Input: nums = [5,1,1,2,0,0]
Output: [0,0,1,1,2,5]
Explanation: Note that the values of nums are not necessarily unique.

Constraints:

1 <= nums.length <= 5 * 10^4
-5 * 10^4 <= nums[i] <= 5 * 10^4

Solutions

This question requires you to design a sorting that time complexity is less than O(nLogn). If you choose quick sort and use the regular "last one" pivot point selection.
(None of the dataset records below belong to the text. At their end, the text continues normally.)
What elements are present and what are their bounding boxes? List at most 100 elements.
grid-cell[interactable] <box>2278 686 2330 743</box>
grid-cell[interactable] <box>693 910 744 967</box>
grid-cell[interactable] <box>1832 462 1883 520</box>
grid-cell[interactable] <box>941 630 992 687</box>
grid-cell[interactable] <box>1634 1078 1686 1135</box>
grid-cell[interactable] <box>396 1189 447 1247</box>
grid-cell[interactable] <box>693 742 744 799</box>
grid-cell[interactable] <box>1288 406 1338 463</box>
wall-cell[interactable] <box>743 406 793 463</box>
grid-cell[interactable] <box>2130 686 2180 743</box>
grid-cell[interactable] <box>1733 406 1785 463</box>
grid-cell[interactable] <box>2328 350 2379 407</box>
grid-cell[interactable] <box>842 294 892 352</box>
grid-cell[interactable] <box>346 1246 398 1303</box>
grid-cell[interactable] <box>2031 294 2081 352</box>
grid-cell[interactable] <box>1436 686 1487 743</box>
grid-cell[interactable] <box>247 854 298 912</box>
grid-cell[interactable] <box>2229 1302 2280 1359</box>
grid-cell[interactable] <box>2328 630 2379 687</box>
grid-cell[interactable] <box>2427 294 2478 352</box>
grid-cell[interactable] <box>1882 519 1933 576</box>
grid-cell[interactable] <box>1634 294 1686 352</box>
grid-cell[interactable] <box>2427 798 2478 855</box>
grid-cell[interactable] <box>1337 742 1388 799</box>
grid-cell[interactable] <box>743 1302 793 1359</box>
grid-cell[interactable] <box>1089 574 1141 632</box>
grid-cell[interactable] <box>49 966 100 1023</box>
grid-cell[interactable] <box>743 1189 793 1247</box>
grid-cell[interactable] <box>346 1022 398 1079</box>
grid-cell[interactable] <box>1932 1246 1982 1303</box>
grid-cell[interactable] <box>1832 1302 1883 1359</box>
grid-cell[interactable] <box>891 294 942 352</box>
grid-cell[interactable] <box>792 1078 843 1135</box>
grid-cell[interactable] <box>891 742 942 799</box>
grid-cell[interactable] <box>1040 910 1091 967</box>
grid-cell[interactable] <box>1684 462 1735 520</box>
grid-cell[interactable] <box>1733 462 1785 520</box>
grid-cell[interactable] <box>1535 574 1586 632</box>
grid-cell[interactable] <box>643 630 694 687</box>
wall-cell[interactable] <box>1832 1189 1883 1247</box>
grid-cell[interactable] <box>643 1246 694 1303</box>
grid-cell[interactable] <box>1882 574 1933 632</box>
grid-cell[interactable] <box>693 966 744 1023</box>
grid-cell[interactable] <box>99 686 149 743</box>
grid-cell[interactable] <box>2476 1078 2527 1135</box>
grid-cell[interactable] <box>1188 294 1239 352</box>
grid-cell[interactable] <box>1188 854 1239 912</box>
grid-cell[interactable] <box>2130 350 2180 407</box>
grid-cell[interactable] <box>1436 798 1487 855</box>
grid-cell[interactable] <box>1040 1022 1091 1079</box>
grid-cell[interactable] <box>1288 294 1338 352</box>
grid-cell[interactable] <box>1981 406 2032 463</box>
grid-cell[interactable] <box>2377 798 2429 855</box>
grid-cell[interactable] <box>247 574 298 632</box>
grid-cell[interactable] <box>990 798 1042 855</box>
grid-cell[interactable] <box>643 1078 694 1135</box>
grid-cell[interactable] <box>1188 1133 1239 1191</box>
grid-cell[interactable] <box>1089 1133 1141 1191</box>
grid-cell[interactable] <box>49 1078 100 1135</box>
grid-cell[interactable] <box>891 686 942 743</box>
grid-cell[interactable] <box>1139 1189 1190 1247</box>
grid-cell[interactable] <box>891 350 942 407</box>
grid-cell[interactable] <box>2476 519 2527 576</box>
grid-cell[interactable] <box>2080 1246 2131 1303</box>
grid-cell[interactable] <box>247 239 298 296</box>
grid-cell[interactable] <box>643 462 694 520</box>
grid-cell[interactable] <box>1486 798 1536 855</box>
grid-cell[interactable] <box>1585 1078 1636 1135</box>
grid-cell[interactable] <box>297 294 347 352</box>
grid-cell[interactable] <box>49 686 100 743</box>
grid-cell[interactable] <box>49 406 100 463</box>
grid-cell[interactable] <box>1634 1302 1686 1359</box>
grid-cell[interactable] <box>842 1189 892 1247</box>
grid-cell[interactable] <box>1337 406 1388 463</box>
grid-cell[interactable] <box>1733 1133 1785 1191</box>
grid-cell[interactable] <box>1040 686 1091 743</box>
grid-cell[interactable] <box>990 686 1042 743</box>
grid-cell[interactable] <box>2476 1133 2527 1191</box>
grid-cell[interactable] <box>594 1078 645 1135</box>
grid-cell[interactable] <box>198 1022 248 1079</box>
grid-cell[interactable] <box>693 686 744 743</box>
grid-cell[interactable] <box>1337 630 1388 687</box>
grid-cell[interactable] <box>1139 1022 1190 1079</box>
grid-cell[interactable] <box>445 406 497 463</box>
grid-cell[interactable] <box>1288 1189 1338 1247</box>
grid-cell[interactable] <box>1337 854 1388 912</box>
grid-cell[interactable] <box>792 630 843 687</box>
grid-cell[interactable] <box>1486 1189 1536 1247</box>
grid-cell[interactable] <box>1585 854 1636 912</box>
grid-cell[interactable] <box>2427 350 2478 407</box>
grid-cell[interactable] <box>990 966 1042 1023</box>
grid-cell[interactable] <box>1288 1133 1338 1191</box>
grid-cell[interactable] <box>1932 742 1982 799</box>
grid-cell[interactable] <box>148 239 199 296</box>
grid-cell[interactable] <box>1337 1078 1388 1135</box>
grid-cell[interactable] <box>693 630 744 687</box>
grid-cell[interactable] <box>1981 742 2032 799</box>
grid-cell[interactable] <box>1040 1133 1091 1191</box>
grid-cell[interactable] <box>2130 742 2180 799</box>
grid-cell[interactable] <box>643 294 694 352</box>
You'll touch the time limitation.

Approach 1 :
lomuto partition + quick sort -> less efficient

// this function defines :
// [left, i) <= pivot
// [i, j] > pivot
// [j, right) not yet processed
int lomuto (vector<int>& nums, int left, int right) {
	// use the last one as the pivot
	int pivot = nums[right];
	int i = left;
	// j need to skip right index because it has been use as pivot
	for (int j = left; j < right; ++j) {
		if (nums[j] < pivot) {
			swap(nums[i], nums[j]);
			++i;
		}
	}
	// when j reach the end, i is larger than pivot. it need to swap with the pivot
	swap(nums[i], nums[right]);
	// i is the location where the pivot at. (original at the last index)
	return i;
}

void quickSort(vector<int>& nums, int left, int right) {
	if (left >= right) return;
	int pivot = lomuto(nums, left, right);
	// pivot is already at the position where :
	
	// [left, pivot) all elements are smaller than pivot
	quickSort(nums, left, pivot - 1);
	// (pivot, right] all elements are larger than pivot.
	quickSort(nums, pivot + 1, right);
}

vector<int> sortArray(vector<int>& nums) {
	int m = static_cast<int>(nums.size());
	if (m == 0) return nums;
	int start = 0;
	int end = m - 1;
	quickSort(nums, start, end);
	return nums;
}

Approach 2 : use hoare partition , much efficient than lomuto 👍🏻

// range definition:
// all elements in [left, pivot] are smaller than all elements in (pivot, right]
int hoare (vector<int>& nums, int left, int right) {
	// select middle as pivot
	int pivot = nums[left + (right - left) / 2];
	while (true) {
		// find the left most value that larget than pivot
		do {
			++left;
		} while (nums[left] < pivot);
		// find the right most value that smaller than pivot
		do {
			--right;
		} while (nums[right] > pivot);
		// if left >= right, then all element are larget than pivot in the right side.
		if (left >= right) return right;
		swap(nums[left], nums[right]);
	}
}

void quickSort(vector<int>& nums, int left, int right) {
	if (left >= right) return;
	int pivot = hoare(nums, left, right);
	quickSort(nums, left, pivot);
	quickSort(nums, pivot + 1, right);
}
vector<int> sortArray(vector<int>& nums) {
	int m = static_cast<int>(nums.size());
	int start = 0;
	int end = m - 1;
	if (m == 0) return nums; // early return when there's no elements 
	quickSort(nums, start, end);
	// nums has already in-places sorted. return it
	return nums;
}